ЛЕМА и ЗАКЛУЧОК кои не се премногу НЕКОРИСНИ // A LEMMA and a COROLLARY that are not too USELESS

          We denote in these lines with $\textbf{S}_{ABC}$ the area of ​​triangle $ABC$.
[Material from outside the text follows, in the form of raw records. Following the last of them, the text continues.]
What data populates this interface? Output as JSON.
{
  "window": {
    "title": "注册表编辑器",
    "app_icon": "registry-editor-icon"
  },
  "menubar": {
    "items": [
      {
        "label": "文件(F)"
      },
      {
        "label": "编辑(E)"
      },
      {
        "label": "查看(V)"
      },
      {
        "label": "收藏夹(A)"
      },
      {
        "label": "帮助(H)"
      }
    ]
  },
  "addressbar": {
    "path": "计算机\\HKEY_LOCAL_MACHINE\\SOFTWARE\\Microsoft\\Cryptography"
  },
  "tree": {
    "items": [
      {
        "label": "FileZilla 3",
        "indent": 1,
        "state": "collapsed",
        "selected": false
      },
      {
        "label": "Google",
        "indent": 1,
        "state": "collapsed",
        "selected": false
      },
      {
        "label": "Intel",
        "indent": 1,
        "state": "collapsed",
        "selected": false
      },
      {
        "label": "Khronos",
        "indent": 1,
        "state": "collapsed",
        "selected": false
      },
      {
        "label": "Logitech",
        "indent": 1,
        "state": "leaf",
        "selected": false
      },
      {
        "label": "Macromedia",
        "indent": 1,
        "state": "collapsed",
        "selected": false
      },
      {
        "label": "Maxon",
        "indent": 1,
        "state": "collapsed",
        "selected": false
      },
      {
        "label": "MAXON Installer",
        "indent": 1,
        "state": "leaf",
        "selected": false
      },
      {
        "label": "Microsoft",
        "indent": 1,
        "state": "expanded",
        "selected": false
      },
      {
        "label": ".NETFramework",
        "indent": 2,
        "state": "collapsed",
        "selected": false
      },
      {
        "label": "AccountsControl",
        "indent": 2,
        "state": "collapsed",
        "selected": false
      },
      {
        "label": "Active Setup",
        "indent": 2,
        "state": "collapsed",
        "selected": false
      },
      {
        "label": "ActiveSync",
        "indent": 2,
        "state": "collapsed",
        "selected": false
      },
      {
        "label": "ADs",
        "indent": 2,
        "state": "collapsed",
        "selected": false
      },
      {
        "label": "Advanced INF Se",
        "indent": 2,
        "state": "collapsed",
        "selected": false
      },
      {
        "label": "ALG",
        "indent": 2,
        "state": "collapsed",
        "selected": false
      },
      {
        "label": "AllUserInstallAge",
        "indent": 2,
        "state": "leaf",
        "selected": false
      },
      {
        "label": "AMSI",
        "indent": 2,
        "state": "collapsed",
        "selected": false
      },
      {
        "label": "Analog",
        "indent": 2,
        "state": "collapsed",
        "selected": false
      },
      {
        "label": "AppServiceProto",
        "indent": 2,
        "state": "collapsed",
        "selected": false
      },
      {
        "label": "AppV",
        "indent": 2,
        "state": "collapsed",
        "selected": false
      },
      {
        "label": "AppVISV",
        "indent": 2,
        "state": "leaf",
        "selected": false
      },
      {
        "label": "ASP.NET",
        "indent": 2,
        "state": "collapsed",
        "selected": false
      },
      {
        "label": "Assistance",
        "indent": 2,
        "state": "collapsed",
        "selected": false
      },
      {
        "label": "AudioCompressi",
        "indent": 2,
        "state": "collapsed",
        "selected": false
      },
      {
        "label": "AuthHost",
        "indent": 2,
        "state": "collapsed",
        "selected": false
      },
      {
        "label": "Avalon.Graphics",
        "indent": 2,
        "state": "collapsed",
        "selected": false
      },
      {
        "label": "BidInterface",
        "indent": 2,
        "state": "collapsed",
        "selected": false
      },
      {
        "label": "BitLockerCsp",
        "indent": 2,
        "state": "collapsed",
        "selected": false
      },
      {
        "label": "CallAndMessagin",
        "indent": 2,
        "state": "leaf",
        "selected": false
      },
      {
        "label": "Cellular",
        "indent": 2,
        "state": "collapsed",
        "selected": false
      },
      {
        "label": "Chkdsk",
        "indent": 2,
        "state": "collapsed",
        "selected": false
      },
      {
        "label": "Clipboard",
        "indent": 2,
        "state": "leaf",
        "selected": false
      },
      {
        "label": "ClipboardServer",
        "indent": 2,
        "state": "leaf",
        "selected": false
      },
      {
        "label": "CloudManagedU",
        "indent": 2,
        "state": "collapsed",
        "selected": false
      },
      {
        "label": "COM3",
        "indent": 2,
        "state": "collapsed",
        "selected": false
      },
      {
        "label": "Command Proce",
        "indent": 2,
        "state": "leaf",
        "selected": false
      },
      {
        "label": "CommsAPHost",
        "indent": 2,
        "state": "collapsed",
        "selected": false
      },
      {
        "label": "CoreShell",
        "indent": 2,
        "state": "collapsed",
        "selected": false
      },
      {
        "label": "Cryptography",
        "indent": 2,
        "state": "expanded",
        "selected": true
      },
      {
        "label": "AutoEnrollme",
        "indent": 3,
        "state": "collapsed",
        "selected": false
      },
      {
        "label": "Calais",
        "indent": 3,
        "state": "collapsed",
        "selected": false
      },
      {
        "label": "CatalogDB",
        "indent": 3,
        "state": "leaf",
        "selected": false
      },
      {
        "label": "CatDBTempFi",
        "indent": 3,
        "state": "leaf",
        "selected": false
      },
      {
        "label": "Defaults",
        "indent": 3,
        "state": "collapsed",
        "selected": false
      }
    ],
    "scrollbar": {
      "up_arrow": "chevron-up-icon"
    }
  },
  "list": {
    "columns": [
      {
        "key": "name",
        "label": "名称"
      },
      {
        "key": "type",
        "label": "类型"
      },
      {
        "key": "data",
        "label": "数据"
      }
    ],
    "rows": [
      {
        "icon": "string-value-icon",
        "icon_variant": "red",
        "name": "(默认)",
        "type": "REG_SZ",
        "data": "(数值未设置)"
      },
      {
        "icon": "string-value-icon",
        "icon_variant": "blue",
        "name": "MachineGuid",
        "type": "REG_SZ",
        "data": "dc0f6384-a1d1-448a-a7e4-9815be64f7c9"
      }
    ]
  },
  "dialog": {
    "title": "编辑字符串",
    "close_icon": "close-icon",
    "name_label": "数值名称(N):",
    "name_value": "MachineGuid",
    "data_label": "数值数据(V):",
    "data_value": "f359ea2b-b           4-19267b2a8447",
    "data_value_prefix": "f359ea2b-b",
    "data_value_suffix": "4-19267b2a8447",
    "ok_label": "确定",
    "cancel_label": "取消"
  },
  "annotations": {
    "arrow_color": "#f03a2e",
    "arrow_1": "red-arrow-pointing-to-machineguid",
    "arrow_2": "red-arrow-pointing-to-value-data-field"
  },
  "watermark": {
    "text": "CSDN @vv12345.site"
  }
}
          LEMMA  Let $ABCD$ be a convex quadrilateral and $O$ be the point of

                           intersection of the diagonals $AC,\;BD.$ Then

$$\textbf{S}_{AOB} \cdot \textbf{S}_{COD}= \textbf{S}_{AOD} \cdot \textbf{S}_{BOC} \tag{1}$$

                          holds.

         Proof of Lemma {it would work immediately by applying the formula for the area of ​​a triangle $\textbf{S}_{AOB}=OA \cdot OB \cdot \sin \widehat{AOB}/2$ etc. and the equality of the sines of the supplementary angles. I prefer a demonstration that would make even a parrot envious.}

          Let ${\color{Brown} {AE}},\;{\color{Brown}{CF}} \perp BD$. 

We have the formulas

$$2\textbf{S}_{AOB}={\color{Yellow}{OB}} \cdot {\color{Brown}{AE}},\;\;\;\;2\textbf{S}_{BOC}={\color{Blue}{OB}} \cdot {\color{Brown}{CF}} \tag{2}$$

$$2\textbf{S}_{COD}={\color{Green}{OD}} \cdot {\color{Brown}{CF}},\;\;\;\;2\textbf{S}_{AOD}={\color{Red}{OD}} \cdot {\color{Brown}{AE}} \tag{3}$$

Then

$4\textbf{S}_{AOB}\cdot \textbf{S}_{COD}={\color{Yellow}{OB}} \cdot {\color{Brown}{AE}} \cdot {\color{Green}{OD}} \cdot {\color{Brown}{CF}}={\color{Blue}{OB}} \cdot {\color{Brown}{CF}} \cdot {\color{Red}{OD}} \cdot {\color{Brown}{AE}}=4\textbf{S}_{BOC} \cdot \textbf{S}_{AOD}.$

The Lemma is proven.

$\square$(QED Lemma)

          COROLLARY  In the trapezoid $ABCD,\;\; AB \parallel CD$ we have

$$\textbf{S}_{AOD}^2=\textbf{S}_{BOC}^2=\textbf{S}_{AOB} \cdot \textbf{S}_{COD} \tag{4}$$

          Indeed, let $AE,\;BF \perp CD$. We have $AE=BF$, so

$2\textbf{S}_{ACD}=AE \cdot CD=BF \cdot CD=2 \textbf{S}_{BCD}\;\;\Rightarrow\;\textbf{S}_{ACD}-\textbf{S}_{COD}=\textbf{S}_{BCD}-\textbf{S}_{COD}\Rightarrow$

$$\Rightarrow\;\;\textbf{S}_{AOD}=\textbf{S}_{BOC}$$

and (4) results from (1).

$\blacksquare$